Technology enabling the democratization of research
By: John Doyle, DrPH, MPH | August 17, 2016
This is the ninth in a series on trends impacting the biopharma industry.
Mobile, cloud, sensors, social media technologies and analytics offer new opportunities for innovation in patient care and connectivity. The convergence between patient-centric approaches and digital technology is fundamentally changing the way patients collect and share their healthcare data, creating vast stores of real-world data to inform the development and delivery of new treatments. Makers of monitoring devices are taking this consumer-driven health care to the next level, with many research initiatives targeting chronic conditions that are costly to treat. Used in partnership with patient advocacy groups, these technologies promise to democratize research by enabling extensive data collection and sharing.
Historically, patient data has been used for research in pooled databases, but Steven Keating, a graduate student at the MIT Media Lab and brain cancer survivor argues these new tools that offer ‘huge crowdsourcing opportunity.’ And we’ve already seen this model put into action. Wearables are increasingly being used in clinical trials, with close to 300 trials currently underway using such technology. The National Institutes of Health (NIH) is considering using smartphones and wearables for data collection as part of the White House’s Precision Medicine Initiative. In addition to collecting data during a trial, such devices have potential to reduce screen failure rates by qualifying participants in advance.
The launch of Apple’s ResearchKit now allows researchers to recruit subjects and collect their data from iPhones or iPhone-linked fitness monitors, such as Fitbit or Apple Watch. In October 2015, Johns Hopkins announced that its epilepsy study, EpiWatch, was the first ResearchKit App to use Apple Watch to collect patient data. Johns Hopkins’ EpiWatch modules enable participants to complete informed consent; track their seizures in real time; and answer research surveys. Users can review their data and compare their symptoms to others in their demographic with similar seizures.
In January 2016, The Michael J. Fox Foundation said it was working with Cynapsus Therapeutics and Intel Corporation on a pilot incorporating wearable devices and ‘big data’ into a phase 3 clinical trial of a potential Parkinson’s disease drug. The trial involves Cynapsus’ thin-film, under-the-tongue strip of apomorphine.
Telcare has launched an FDA-cleared diabetes monitor, said to be ‘the first cellular-enabled solution that connects everyone who can help you manage your condition: healthcare professionals, clinical services, educational resources, and your network of family and friends.’

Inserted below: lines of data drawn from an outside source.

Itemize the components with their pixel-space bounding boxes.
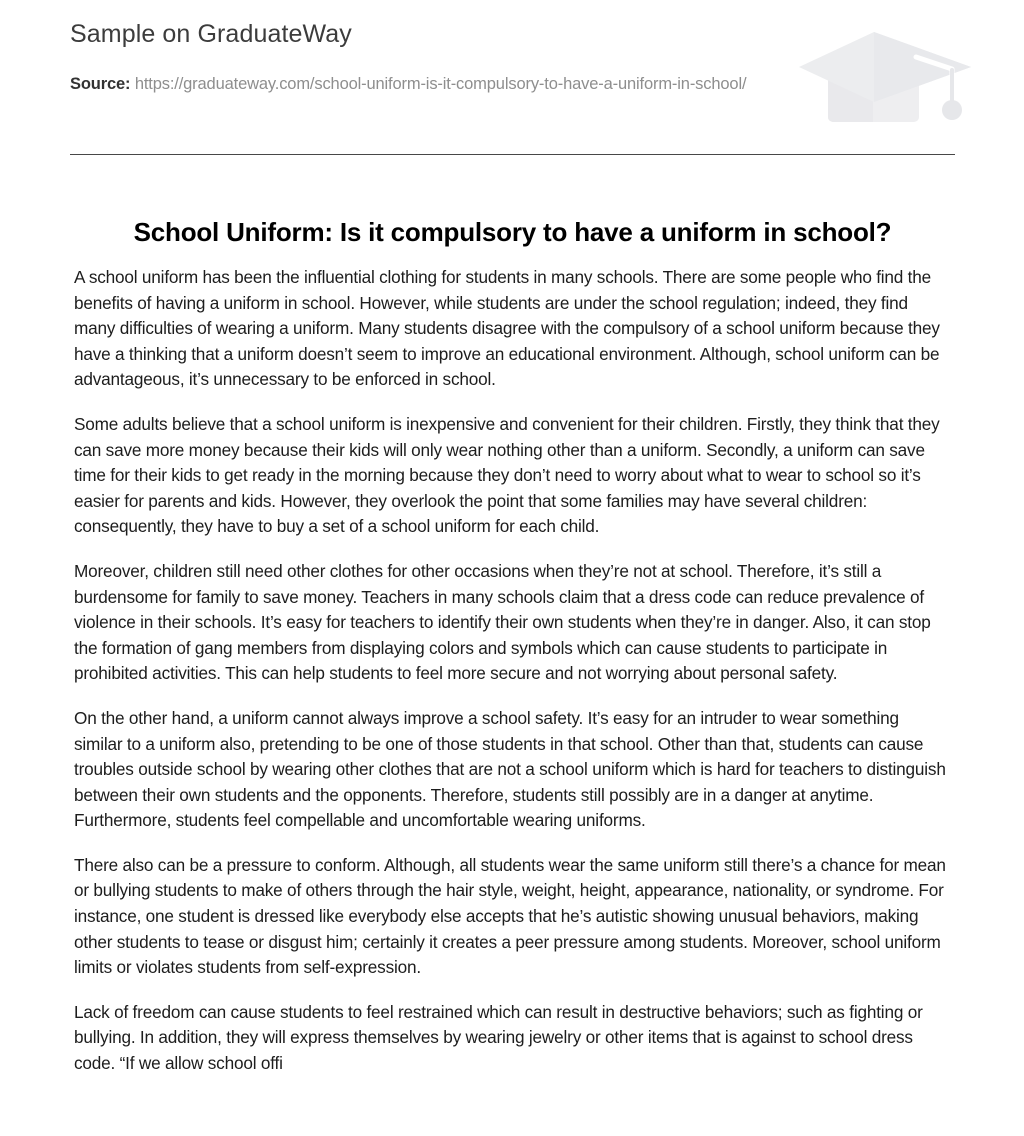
document-header [0,0,1024,160]
brand-title: Sample on GraduateWay [70,20,352,48]
paragraph: A school uniform has been the influential clothing for students in many schools. There are some people who find the benefits of having a uniform in school. However, while students are under the school regulation; indeed, they find many difficulties of wearing a uniform. Many students disagree with the compulsory of a school uniform because they have a thinking that a uniform doesn’t seem to improve an educational environment. Although, school uniform can be advantageous, it’s unnecessary to be enforced in school. [74,267,940,390]
paragraph: There also can be a pressure to conform. Although, all students wear the same uniform still there’s a chance for mean or bullying students to make of others through the hair style, weight, height, appearance, nationality, or syndrome. For instance, one student is dressed like everybody else accepts that he’s autistic showing unusual behaviors, making other students to tease or disgust him; certainly it creates a peer pressure among students. Moreover, school uniform limits or violates students from self-expression. [74,854,946,978]
paragraph: On the other hand, a uniform cannot always improve a school safety. It’s easy for an intruder to wear something similar to a uniform also, pretending to be one of those students in that school. Other than that, students can cause troubles outside school by wearing other clothes that are not a school uniform which is hard for teachers to distinguish between their own students and the opponents. Therefore, students still possibly are in a danger at anytime. Furthermore, students feel compellable and uncomfortable wearing uniforms. [74,707,946,831]
source-line [70,72,790,97]
paragraph: Moreover, children still need other clothes for other occasions when they’re not at school. Therefore, it’s still a burdensome for family to save money. Teachers in many schools claim that a dress code can reduce prevalence of violence in their schools. It’s easy for teachers to identify their own students when they’re in danger. Also, it can stop the formation of gang members from displaying colors and symbols which can cause students to participate in prohibited activities. This can help students to feel more secure and not worrying about personal safety. [74,560,931,684]
header-divider [70,154,955,155]
source-url[interactable]: https://graduateway.com/school-uniform-is-it-compulsory-to-have-a-uniform-in-school/ [134,75,747,93]
document-body [74,265,949,1077]
source-label: Source: [70,75,131,93]
graduation-cap-icon [796,22,986,132]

Google is developing various apps and projects involving health data, using Google Fit to track fitness data and integrate information from third-party health apps. Google is also investing in health research through Google Genomics, a cloud storage service for DNA data, and has backed 23andMe, a DNA analysis service.
Reuters reported in June 2015 that Amazon.com was in a race against Google to store data on human DNA, a market that may be worth $1 billion a year by 2018. Academic institutions and healthcare companies are reportedly picking sides between the two companies’ cloud computing offerings, Google Genomics and Amazon Web Services. Microsoft Corp and IBM are also competing for market share.
What does this mean for biopharma?
Biopharma should continue down this path of exploring and piloting technology-based solutions in their clinical trials but not stop there. The same technology used to improve efficiency of the trial process and enhance interactions with clinical trial patients can be deployed to enhance the customer experience in the market.
Companion devices – non-invasive health devices that accompany drugs – can provide information on the effect and delivery of drugs. Using mobile health (mHealth) capabilities, these devices remotely monitor health data, providing an opportunity for more frequent personalized. The challenge with such devices is making them financially viable and obtaining reimbursement. Examples include Mobile Prescription Therapy (MPT), such as Welldoc’s BlueStar the first mobile app approved by the FDA for management of type 2 diabetes; disease centered devices used in the clinic; and drug-device combinations such as inhalers, transdermal patches, and nebulizers.
Notwithstanding the tremendous promise of these technological advancements, limitations exist. Generalizability is a concern. For instance, some evidence suggests that uptake of wearables is greater among men than among women. Also, wearable users may behave differently when being monitored – a phenomenon known as the Hawthorne Effect. Concerns around data privacy remain. If we can overcome these limitations and truly democratize research, patient research will transform to population research in the near future.